4 Pengembang Perumahan di Depok Tanyakan Legalitas Status Situ Pasir Putih

Redaktur author photo
Foto : Penghuni warga Perumahan Al Fatih saat menunjukkan bukti sertifikat kepemilikan tanah

inijabar.com, Depok –  Sebanyak empat Pengembang Perumahan yang berada di wilayah Kelurahan Bedahan dan Pasir Putih, Kecamatan Sawangan, Kota Depok mempertanyakan legalitas dokumen status lahan dan penundaan penerbitan Izin Mendirikan Bangunan (IMB) di atas lahan rencana pembangunan Situ Pasir Putih.

Dalam pertemuan dengan Camat Sawangan, Lurah Pasir Putih, Sekretaris Kelurahan Bedahan, Anggota DPRD, para perwakilan warga setempat dan empat Pihak Pengembang Perumahan yaitu Perumahan Al Fatih, Perumahan Pasadena, Perumahan Raisa dan Perumahan Habib Al Kathiri yang dilaksanakan di Kantor Kecamatan Sawangan, Kota Depok, pada Selasa (27/5/2025) lalu.

Pengembang Perumahan Al Fatih melalui Kuasa Hukumnya, Prayanuar Wiramakmur menjelaskan, pertemuan yang melibatkan empat pihak pengembang properti itu membahas dua hal penting yakni tentang aturan penyerahan lahan untuk pembebasan bakal lahan Situ dan ketentuan kepengurusan IMB.

“Jadi, dalam paparan awalnya kami dijelaskan terkait rencana pembangunan Situ Pasir Putih yang akan tetap diwujudkan. Dengan skema pengembang yang ada di kawasan setempat harus menyediakan lahan tanah kurang lebih 1,5 hektar,“ ujar Wiramakmur saat memberikan keterangan kepada wartawan.

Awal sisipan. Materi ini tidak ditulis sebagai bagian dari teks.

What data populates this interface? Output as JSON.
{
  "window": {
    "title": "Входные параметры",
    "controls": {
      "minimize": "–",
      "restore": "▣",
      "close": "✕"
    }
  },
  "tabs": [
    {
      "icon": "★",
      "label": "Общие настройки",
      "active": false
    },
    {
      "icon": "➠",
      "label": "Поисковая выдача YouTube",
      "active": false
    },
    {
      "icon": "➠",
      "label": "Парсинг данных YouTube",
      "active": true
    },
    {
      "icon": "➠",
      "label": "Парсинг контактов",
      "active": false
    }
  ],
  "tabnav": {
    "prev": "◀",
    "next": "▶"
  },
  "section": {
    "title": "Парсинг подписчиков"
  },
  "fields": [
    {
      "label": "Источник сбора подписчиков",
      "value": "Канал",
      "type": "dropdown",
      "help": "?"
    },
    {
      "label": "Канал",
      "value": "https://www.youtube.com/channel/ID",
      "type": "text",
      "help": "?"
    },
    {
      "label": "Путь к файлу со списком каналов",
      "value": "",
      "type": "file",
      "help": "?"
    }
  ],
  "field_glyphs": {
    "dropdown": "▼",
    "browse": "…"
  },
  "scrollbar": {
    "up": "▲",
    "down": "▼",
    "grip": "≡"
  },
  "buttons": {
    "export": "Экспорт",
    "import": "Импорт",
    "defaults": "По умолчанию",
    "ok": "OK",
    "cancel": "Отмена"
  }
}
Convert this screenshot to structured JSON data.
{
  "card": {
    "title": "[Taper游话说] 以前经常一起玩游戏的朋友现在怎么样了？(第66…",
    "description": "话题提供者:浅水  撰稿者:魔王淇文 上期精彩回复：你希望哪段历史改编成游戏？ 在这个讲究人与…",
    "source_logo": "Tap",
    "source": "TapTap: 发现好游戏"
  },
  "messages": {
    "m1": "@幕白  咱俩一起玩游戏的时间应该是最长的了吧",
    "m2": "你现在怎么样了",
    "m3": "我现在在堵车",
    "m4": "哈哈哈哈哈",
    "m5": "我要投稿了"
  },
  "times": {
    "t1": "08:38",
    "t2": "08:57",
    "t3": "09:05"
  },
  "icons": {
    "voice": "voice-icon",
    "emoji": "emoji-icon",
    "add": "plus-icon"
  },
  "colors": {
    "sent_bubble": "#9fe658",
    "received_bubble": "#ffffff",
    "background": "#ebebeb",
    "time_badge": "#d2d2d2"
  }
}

Wira mengungkapkan, dalam paparan itu empat pengembang perumahan termasuk Al Fatih diminta Aparatur Pemerintah setempat agar menyiapkan lahan bakal Situ Pasir Putih dengan ketentuan sebesar 20 persen dari total luas lahan perencanaan Situ, dua hektare tersebut.

“Dengan aturan, katanya dari total dua hektare itu yang akan dikeluarkan 20 persen. Berarti 20 persennya yaitu 4.000 meter, yang terkena untuk pembangunan lahan Situ. Selain itu kami dipaparkan juga terkait masalah IMB dengan ketentuan Koefisien Dasar Bangunan (KDB) yang harus diikuti 60/40, kalau kita memiliki lahan 1,5 hektare 40 persennya itu berarti sekitar 5.000 meter,“ kata Wira.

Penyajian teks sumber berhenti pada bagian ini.